When you eat is as important as what you eat. It’s important to get out of the “3 meals per day” mentality. Preferably you would eat 5-8 meals per day at 2 to 3 hour intervals. I know this is not possible for most people because of work, school etc but you should try to eat as many small meals as possible. If bodybuilding king Ronnie Coleman can work a full time job and eat a good muscle building diet then so can you!

Ideally, every one of your small meals should contain the right amount of protein, carbs and fat. It’s easy to work out how much you need from each meal. Just work out the totals and divide it by the number of meals you eat per day. So let’s say my 200 pound man has time in the day for 6 meals. Each meal would need to contain about 33-50 grams of protein, 80-85 grams of carbs and 8 grams of fat.

You should try to eat 1 meal about 1 hour prior to training (energy for your workout) and 1 meal after training (nutrients for muscle repair).

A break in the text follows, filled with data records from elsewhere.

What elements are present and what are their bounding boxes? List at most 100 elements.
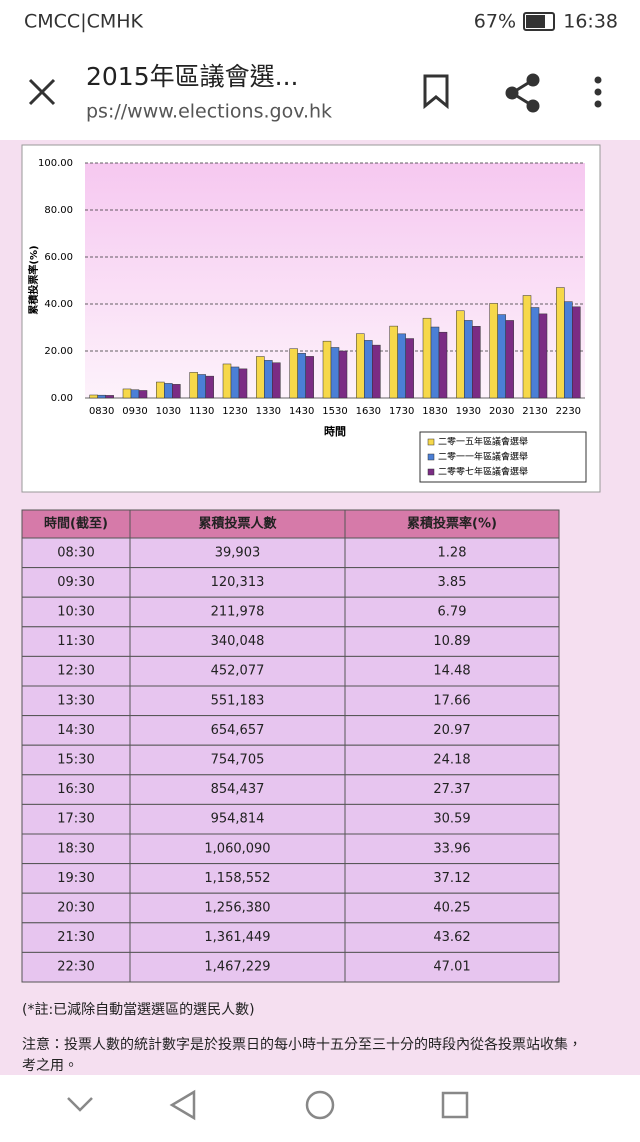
cell-text: 1.28 [438, 545, 467, 560]
share-button[interactable] [505, 73, 540, 113]
cell-text: 1,467,229 [204, 960, 270, 975]
cell-text: 16:30 [57, 782, 94, 797]
page-url: ps://www.elections.gov.hk [86, 101, 332, 123]
legend-label: 二零一五年區議會選舉 [438, 436, 528, 448]
table-cell [344, 655, 560, 687]
legend-swatch [427, 468, 435, 476]
table-cell [344, 774, 560, 805]
note: 考之用。 [22, 1058, 78, 1074]
cell-text: 452,077 [211, 664, 265, 679]
bar [330, 347, 340, 399]
x-tick-label: 1330 [256, 406, 281, 417]
cell-text: 10:30 [57, 605, 94, 620]
close-button[interactable] [28, 78, 56, 106]
bookmark-button[interactable] [423, 74, 449, 110]
cell-text: 39,903 [215, 545, 261, 560]
bar [538, 313, 548, 399]
x-tick-label: 2230 [556, 406, 581, 417]
cell-text: 211,978 [211, 605, 265, 620]
table-cell [21, 803, 131, 835]
bar [89, 394, 98, 399]
bar [197, 374, 206, 399]
bar [430, 326, 440, 399]
bar [264, 360, 273, 399]
legend-swatch [427, 438, 435, 446]
cell-text: 33.96 [433, 841, 470, 856]
bar [572, 306, 581, 399]
cell-text: 19:30 [57, 871, 94, 886]
cell-text: 21:30 [57, 930, 94, 945]
cell-text: 6.79 [438, 605, 467, 620]
table-cell [21, 685, 131, 717]
cell-text: 47.01 [433, 960, 470, 975]
cell-text: 13:30 [57, 693, 94, 708]
table-cell [344, 922, 560, 953]
header-text: 累積投票率(%) [407, 516, 497, 532]
cell-text: 1,361,449 [204, 930, 270, 945]
cell-text: 17:30 [57, 812, 94, 827]
x-tick-label: 1730 [389, 406, 414, 417]
table-cell [129, 596, 346, 628]
cell-text: 18:30 [57, 841, 94, 856]
y-tick-label: 80.00 [44, 205, 73, 216]
page-title: 2015年區議會選... [86, 62, 298, 91]
bar [397, 333, 406, 399]
cell-text: 120,313 [211, 575, 265, 590]
header-text: 時間(截至) [44, 516, 108, 532]
nav-down[interactable] [67, 1097, 93, 1112]
legend-label: 二零一一年區議會選舉 [438, 451, 528, 463]
table-cell [129, 744, 346, 776]
cell-text: 20:30 [57, 901, 94, 916]
bar [438, 331, 448, 399]
x-tick-label: 0830 [89, 406, 114, 417]
table-cell [21, 863, 131, 894]
cell-text: 37.12 [433, 871, 470, 886]
bar [472, 326, 481, 399]
cell-text: 17.66 [433, 693, 470, 708]
bar [164, 383, 173, 399]
table-cell [129, 863, 346, 894]
cell-text: 854,437 [211, 782, 265, 797]
x-axis-label: 時間 [324, 424, 346, 438]
nav-recent[interactable] [441, 1091, 469, 1119]
bar [322, 340, 332, 399]
table-cell [21, 951, 131, 983]
cell-text: 1,256,380 [204, 901, 270, 916]
cell-text: 30.59 [433, 812, 470, 827]
bar [122, 388, 132, 399]
table-cell [344, 833, 560, 865]
table-cell [344, 626, 560, 657]
clock: 16:38 [563, 11, 618, 33]
battery-level [526, 15, 545, 28]
bar [130, 389, 140, 399]
battery-icon [523, 12, 555, 31]
bar [189, 372, 198, 399]
cell-text: 1,060,090 [204, 841, 270, 856]
cell-text: 10.89 [433, 634, 470, 649]
bar [272, 362, 281, 399]
bar [372, 344, 381, 399]
cell-text: 340,048 [211, 634, 265, 649]
x-tick-label: 1630 [356, 406, 381, 417]
nav-bar [0, 1075, 640, 1138]
table-cell [129, 803, 346, 835]
x-tick-label: 1830 [422, 406, 447, 417]
battery-text: 67% [474, 11, 516, 33]
table-cell [344, 951, 560, 983]
cell-text: 11:30 [57, 634, 94, 649]
table-cell [344, 685, 560, 717]
y-tick-label: 40.00 [44, 299, 73, 310]
bar [305, 356, 314, 399]
bar [530, 307, 540, 399]
cell-text: 1,158,552 [204, 871, 270, 886]
bar [556, 287, 565, 399]
menu-button[interactable] [594, 76, 602, 108]
nav-back[interactable] [169, 1089, 196, 1121]
cell-text: 09:30 [57, 575, 94, 590]
nav-home[interactable] [305, 1090, 335, 1120]
header-text: 累積投票人數 [198, 516, 277, 532]
table-cell [344, 744, 560, 776]
x-tick-label: 1230 [222, 406, 247, 417]
cell-text: 14.48 [433, 664, 470, 679]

For guys with a thin build.

If you’ve got a naturally thin build and fast metabolism I would advise you to add more carbohydrates to your diet for extra calories. I am naturally a true ectomorph with a thin build and rocketing metabolism. While this has its good points (like burning fat), it means I have to eat more calories in build muscle. If you have this body type you should literally eat as much carbs as you can.

Easy, isn’t it!

So that’s basically it. That is how you plan your muscle building diet, the simple way. There are also other aspects of diet and nutrition that I didn’t touch on in this article (like supplements), but the aim was to keep it simple.